Laughter on the 23rd Floor

Laughter on the 23rd Floor is a play by Neil Simon.

Inspired by Simon's early career experience as a junior jokesmith (along with his brother Danny, Larry Gelbart, Mel Brooks, and Carl Reiner) for Your Show of Shows, the play focuses on Sid Caesar/Jackie Gleason-like Max Prince, the star of a weekly comedy-variety show circa 1953, and his staff, including Simon's alter-ego Lucas Brickman, who maintains a running commentary on the writing, fighting, and wacky antics which take place in the writers' room. At the plot's core is Max's ongoing battles with NBC executives who fear his humor is too sophisticated for Middle America.

After twenty-four previews, the Broadway production, directed by Jerry Zaks, opened on November 22, 1993 at the Richard Rodgers Theatre, where it ran for 320 performances. The opening night cast included Nathan Lane, Randy Graff, Mark Linn-Baker, Bitty Schram, J. K. Simmons, and Lewis J. Stadlen.

A West End production headed by Gene Wilder opened on October 3, 1996 at the Queen's Theatre, where it ran for five months.

Lane repeated his role for the 2001 television movie written by Simon and directed by Richard Benjamin.
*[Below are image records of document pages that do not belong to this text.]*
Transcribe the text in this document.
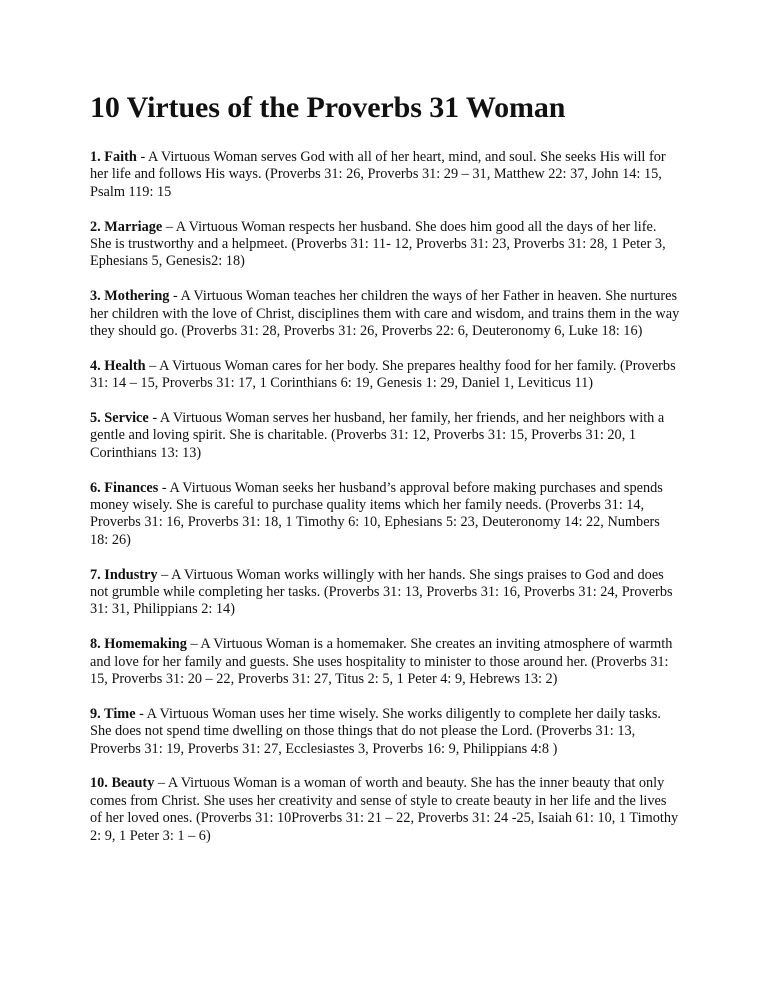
10 Virtues of the Proverbs 31 Woman

1. Faith - A Virtuous Woman serves God with all of her heart, mind, and soul. She seeks His will for her life and follows His ways. (Proverbs 31: 26, Proverbs 31: 29 – 31, Matthew 22: 37, John 14: 15, Psalm 119: 15

2. Marriage – A Virtuous Woman respects her husband. She does him good all the days of her life. She is trustworthy and a helpmeet. (Proverbs 31: 11- 12, Proverbs 31: 23, Proverbs 31: 28, 1 Peter 3, Ephesians 5, Genesis2: 18)

3. Mothering - A Virtuous Woman teaches her children the ways of her Father in heaven. She nurtures her children with the love of Christ, disciplines them with care and wisdom, and trains them in the way they should go. (Proverbs 31: 28, Proverbs 31: 26, Proverbs 22: 6, Deuteronomy 6, Luke 18: 16)

4. Health – A Virtuous Woman cares for her body. She prepares healthy food for her family. (Proverbs 31: 14 – 15, Proverbs 31: 17, 1 Corinthians 6: 19, Genesis 1: 29, Daniel 1, Leviticus 11)

5. Service - A Virtuous Woman serves her husband, her family, her friends, and her neighbors with a gentle and loving spirit. She is charitable. (Proverbs 31: 12, Proverbs 31: 15, Proverbs 31: 20, 1 Corinthians 13: 13)

6. Finances - A Virtuous Woman seeks her husband’s approval before making purchases and spends money wisely. She is careful to purchase quality items which her family needs. (Proverbs 31: 14, Proverbs 31: 16, Proverbs 31: 18, 1 Timothy 6: 10, Ephesians 5: 23, Deuteronomy 14: 22, Numbers 18: 26)

7. Industry – A Virtuous Woman works willingly with her hands. She sings praises to God and does not grumble while completing her tasks. (Proverbs 31: 13, Proverbs 31: 16, Proverbs 31: 24, Proverbs 31: 31, Philippians 2: 14)

8. Homemaking – A Virtuous Woman is a homemaker. She creates an inviting atmosphere of warmth and love for her family and guests. She uses hospitality to minister to those around her. (Proverbs 31: 15, Proverbs 31: 20 – 22, Proverbs 31: 27, Titus 2: 5, 1 Peter 4: 9, Hebrews 13: 2)

9. Time - A Virtuous Woman uses her time wisely. She works diligently to complete her daily tasks. She does not spend time dwelling on those things that do not please the Lord. (Proverbs 31: 13, Proverbs 31: 19, Proverbs 31: 27, Ecclesiastes 3, Proverbs 16: 9, Philippians 4:8 )

10. Beauty – A Virtuous Woman is a woman of worth and beauty. She has the inner beauty that only comes from Christ. She uses her creativity and sense of style to create beauty in her life and the lives of her loved ones. (Proverbs 31: 10Proverbs 31: 21 – 22, Proverbs 31: 24 -25, Isaiah 61: 10, 1 Timothy 2: 9, 1 Peter 3: 1 – 6)
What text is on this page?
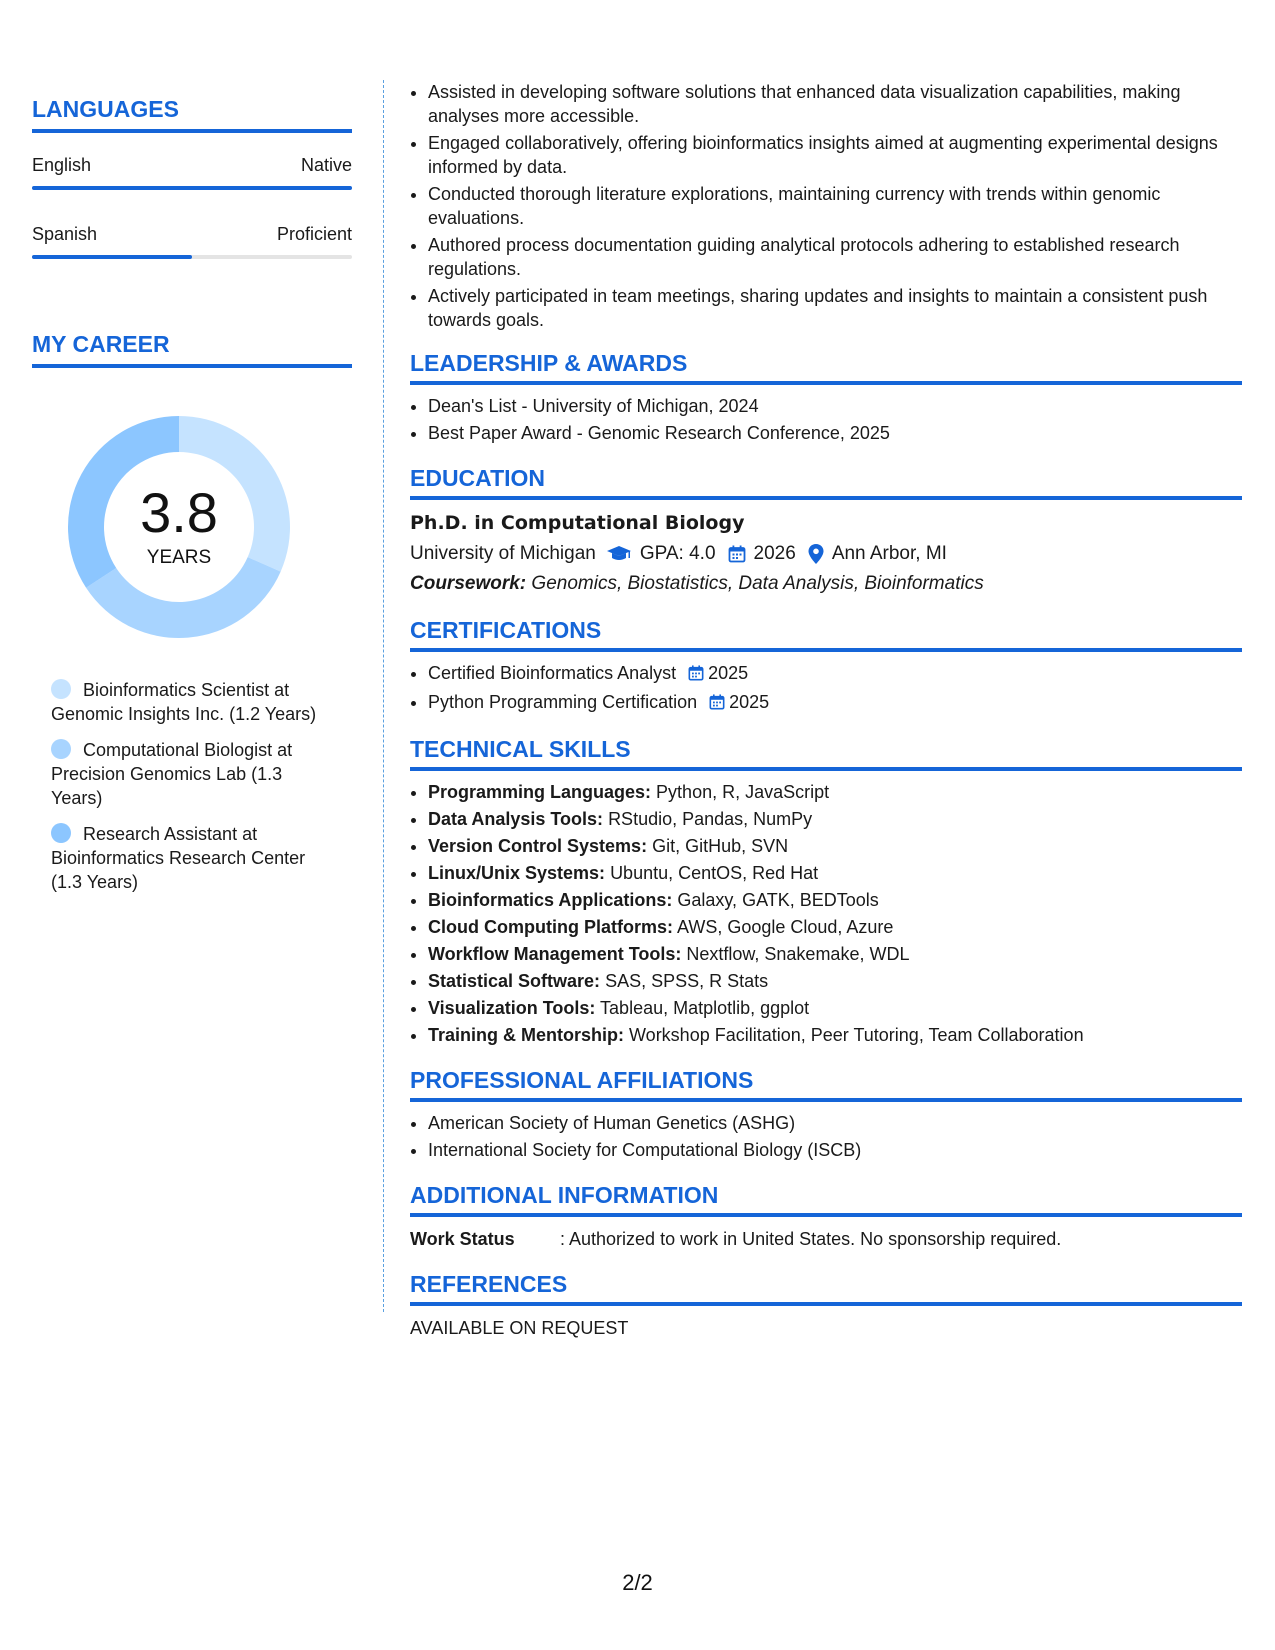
LANGUAGES
English	Native
Spanish	Proficient
MY CAREER
3.8
YEARS
Bioinformatics Scientist at Genomic Insights Inc. (1.2 Years)
Computational Biologist at Precision Genomics Lab (1.3 Years)
Research Assistant at Bioinformatics Research Center (1.3 Years)
• Assisted in developing software solutions that enhanced data visualization capabilities, making analyses more accessible.
• Engaged collaboratively, offering bioinformatics insights aimed at augmenting experimental designs informed by data.
• Conducted thorough literature explorations, maintaining currency with trends within genomic evaluations.
• Authored process documentation guiding analytical protocols adhering to established research regulations.
• Actively participated in team meetings, sharing updates and insights to maintain a consistent push towards goals.
LEADERSHIP & AWARDS
• Dean's List - University of Michigan, 2024
• Best Paper Award - Genomic Research Conference, 2025
EDUCATION
Ph.D. in Computational Biology
University of Michigan GPA: 4.0 2026 Ann Arbor, MI
Coursework: Genomics, Biostatistics, Data Analysis, Bioinformatics
CERTIFICATIONS
• Certified Bioinformatics Analyst 2025
• Python Programming Certification 2025
TECHNICAL SKILLS
• Programming Languages: Python, R, JavaScript
• Data Analysis Tools: RStudio, Pandas, NumPy
• Version Control Systems: Git, GitHub, SVN
• Linux/Unix Systems: Ubuntu, CentOS, Red Hat
• Bioinformatics Applications: Galaxy, GATK, BEDTools
• Cloud Computing Platforms: AWS, Google Cloud, Azure
• Workflow Management Tools: Nextflow, Snakemake, WDL
• Statistical Software: SAS, SPSS, R Stats
• Visualization Tools: Tableau, Matplotlib, ggplot
• Training & Mentorship: Workshop Facilitation, Peer Tutoring, Team Collaboration
PROFESSIONAL AFFILIATIONS
• American Society of Human Genetics (ASHG)
• International Society for Computational Biology (ISCB)
ADDITIONAL INFORMATION
Work Status	: Authorized to work in United States. No sponsorship required.
REFERENCES
AVAILABLE ON REQUEST
2/2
The cast included several faces familiar to TV audiences, among them Victor Garber, Peri Gilpin, and Dan Castellaneta.

Why the 23rd Floor?

According to Simon, Sid Caesar's writers on the original Your Show of Shows (including Neil Simon and his older brother Danny Simon) held their script sessions at various times on the eleventh and the twelfth floors of an NBC-TV office building; Simon added those numbers together to put his fictional cast on the 23rd floor.